In Indiana, the proportion of white students increased, but much less than in Ohio, rising from 62 percent to 64 percent after the Hoosier program expanded. There were slight declines in Hispanic and black student participation. In 2023-2024, students of color represented 9% of selected students and 13% of students from public schools.

Grade-level data further show that kindergarten students typically had the highest participation rates in the newly established universal programs. This could be because the availability of places in private schools is likely to be highest in kindergarten, the researchers said.

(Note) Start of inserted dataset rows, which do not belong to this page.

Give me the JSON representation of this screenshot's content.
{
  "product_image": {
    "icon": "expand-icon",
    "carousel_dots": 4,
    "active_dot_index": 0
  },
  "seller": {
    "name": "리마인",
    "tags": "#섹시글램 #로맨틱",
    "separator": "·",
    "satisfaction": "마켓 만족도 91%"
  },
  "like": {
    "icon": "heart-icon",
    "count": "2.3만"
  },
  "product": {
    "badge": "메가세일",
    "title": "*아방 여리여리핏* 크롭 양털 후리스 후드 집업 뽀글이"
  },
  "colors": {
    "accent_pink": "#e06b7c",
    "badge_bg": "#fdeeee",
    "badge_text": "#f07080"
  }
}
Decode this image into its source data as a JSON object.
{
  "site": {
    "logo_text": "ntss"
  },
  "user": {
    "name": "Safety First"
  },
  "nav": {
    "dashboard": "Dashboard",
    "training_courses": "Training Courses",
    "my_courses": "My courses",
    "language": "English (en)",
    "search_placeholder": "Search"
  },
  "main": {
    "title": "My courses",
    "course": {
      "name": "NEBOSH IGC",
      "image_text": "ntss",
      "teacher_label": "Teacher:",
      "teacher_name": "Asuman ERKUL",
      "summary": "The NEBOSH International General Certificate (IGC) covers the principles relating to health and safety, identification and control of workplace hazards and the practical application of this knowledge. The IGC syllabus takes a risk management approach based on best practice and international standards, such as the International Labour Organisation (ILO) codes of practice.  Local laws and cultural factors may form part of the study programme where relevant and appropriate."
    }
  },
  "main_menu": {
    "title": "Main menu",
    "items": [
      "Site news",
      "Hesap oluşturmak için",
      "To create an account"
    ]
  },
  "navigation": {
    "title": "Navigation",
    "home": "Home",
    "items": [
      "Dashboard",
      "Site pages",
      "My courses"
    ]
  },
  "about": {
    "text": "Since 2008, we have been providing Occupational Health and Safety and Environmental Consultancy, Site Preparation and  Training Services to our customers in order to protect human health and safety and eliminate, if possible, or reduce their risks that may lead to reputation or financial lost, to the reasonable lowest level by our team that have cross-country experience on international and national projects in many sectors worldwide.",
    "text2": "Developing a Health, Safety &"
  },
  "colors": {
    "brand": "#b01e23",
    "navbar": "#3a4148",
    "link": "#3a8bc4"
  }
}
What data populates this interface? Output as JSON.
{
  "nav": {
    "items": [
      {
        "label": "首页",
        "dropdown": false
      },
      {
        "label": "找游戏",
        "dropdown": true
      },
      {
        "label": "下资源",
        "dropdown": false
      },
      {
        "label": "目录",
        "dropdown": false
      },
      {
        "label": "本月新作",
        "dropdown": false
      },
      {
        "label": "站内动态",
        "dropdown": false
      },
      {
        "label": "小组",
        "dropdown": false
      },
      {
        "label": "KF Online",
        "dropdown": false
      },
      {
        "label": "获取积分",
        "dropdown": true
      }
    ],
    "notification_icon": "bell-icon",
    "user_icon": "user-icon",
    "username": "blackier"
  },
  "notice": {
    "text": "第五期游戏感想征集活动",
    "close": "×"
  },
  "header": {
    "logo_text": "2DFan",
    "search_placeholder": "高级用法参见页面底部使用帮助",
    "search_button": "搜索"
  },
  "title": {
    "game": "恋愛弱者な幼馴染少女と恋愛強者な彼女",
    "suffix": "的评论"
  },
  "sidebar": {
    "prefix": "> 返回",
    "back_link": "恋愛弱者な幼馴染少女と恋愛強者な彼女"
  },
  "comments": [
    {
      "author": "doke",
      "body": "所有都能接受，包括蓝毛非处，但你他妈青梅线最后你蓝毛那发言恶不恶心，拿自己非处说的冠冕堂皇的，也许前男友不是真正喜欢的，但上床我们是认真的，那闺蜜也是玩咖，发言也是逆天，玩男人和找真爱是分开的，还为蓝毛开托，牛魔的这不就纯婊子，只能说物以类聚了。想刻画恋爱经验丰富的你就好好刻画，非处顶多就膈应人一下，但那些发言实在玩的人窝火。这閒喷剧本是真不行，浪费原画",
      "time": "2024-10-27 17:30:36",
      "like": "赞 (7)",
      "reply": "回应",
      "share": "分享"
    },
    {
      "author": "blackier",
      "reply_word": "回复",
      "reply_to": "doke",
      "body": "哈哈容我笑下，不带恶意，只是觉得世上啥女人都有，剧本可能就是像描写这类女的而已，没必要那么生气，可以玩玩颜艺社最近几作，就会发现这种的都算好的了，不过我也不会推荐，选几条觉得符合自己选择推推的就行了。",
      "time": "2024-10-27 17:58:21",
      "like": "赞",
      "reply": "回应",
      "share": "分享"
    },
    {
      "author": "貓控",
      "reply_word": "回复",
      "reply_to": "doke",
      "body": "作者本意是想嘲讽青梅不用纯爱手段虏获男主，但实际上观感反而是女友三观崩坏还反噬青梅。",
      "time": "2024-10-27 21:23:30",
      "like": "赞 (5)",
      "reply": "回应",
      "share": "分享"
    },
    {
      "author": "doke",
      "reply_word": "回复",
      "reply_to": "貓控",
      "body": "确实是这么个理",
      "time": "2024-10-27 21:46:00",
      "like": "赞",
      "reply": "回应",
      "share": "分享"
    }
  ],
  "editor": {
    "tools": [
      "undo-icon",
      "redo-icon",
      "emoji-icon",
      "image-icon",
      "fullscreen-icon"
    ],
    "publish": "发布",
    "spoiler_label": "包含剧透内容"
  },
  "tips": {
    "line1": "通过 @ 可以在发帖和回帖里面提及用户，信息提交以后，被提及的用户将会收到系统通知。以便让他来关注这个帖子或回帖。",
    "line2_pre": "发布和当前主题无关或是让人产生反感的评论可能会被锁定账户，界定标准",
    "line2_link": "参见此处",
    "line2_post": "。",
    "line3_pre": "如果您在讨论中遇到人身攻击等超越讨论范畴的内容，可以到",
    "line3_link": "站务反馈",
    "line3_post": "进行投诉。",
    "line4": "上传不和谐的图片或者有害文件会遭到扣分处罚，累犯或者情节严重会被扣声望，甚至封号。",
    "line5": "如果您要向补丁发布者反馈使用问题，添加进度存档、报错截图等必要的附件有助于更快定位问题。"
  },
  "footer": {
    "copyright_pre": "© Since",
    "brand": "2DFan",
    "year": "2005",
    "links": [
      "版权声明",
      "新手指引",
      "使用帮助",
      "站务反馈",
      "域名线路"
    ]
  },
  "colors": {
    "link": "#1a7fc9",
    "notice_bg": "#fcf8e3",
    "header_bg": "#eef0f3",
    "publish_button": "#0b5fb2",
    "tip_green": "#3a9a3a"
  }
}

In Iowa and Arkansas, respectively, 21 percent and 31 percent of private school funding recipients were entering kindergarten. Indiana saw its kindergarten enrollment more than double after the expansion, and Arizona saw an eightfold increase in voucher participation among kindergartners immediately after the expansion.

Private school choice programs primarily serve low- and middle-income households, according to the FutureEd report. But the researchers found that participation by higher-income families increased in 2023-24 in every state where eligibility expanded and income information was available.

In Florida, almost half of the state’s new private school funding recipients came from families earning more than 400 percent of the federal poverty level (about $125,000 for a family of four), while one-third came from families eligible for free or reduced lunch, after the program expanded in 2023-24 to include all families in the state.

Indiana’s share of higher-income families also increased, with 6 percent of voucher recipients living in households earning more than $200,000 and 55 percent earning less than $100,000. Before the expansion of the program, these figures were 1% and 66%.

In Ohio, 67% of families in the state’s universal private school choice program were low-income before the program was expanded to include all families. After the expansion, the figure dropped to 17% in 2023-24.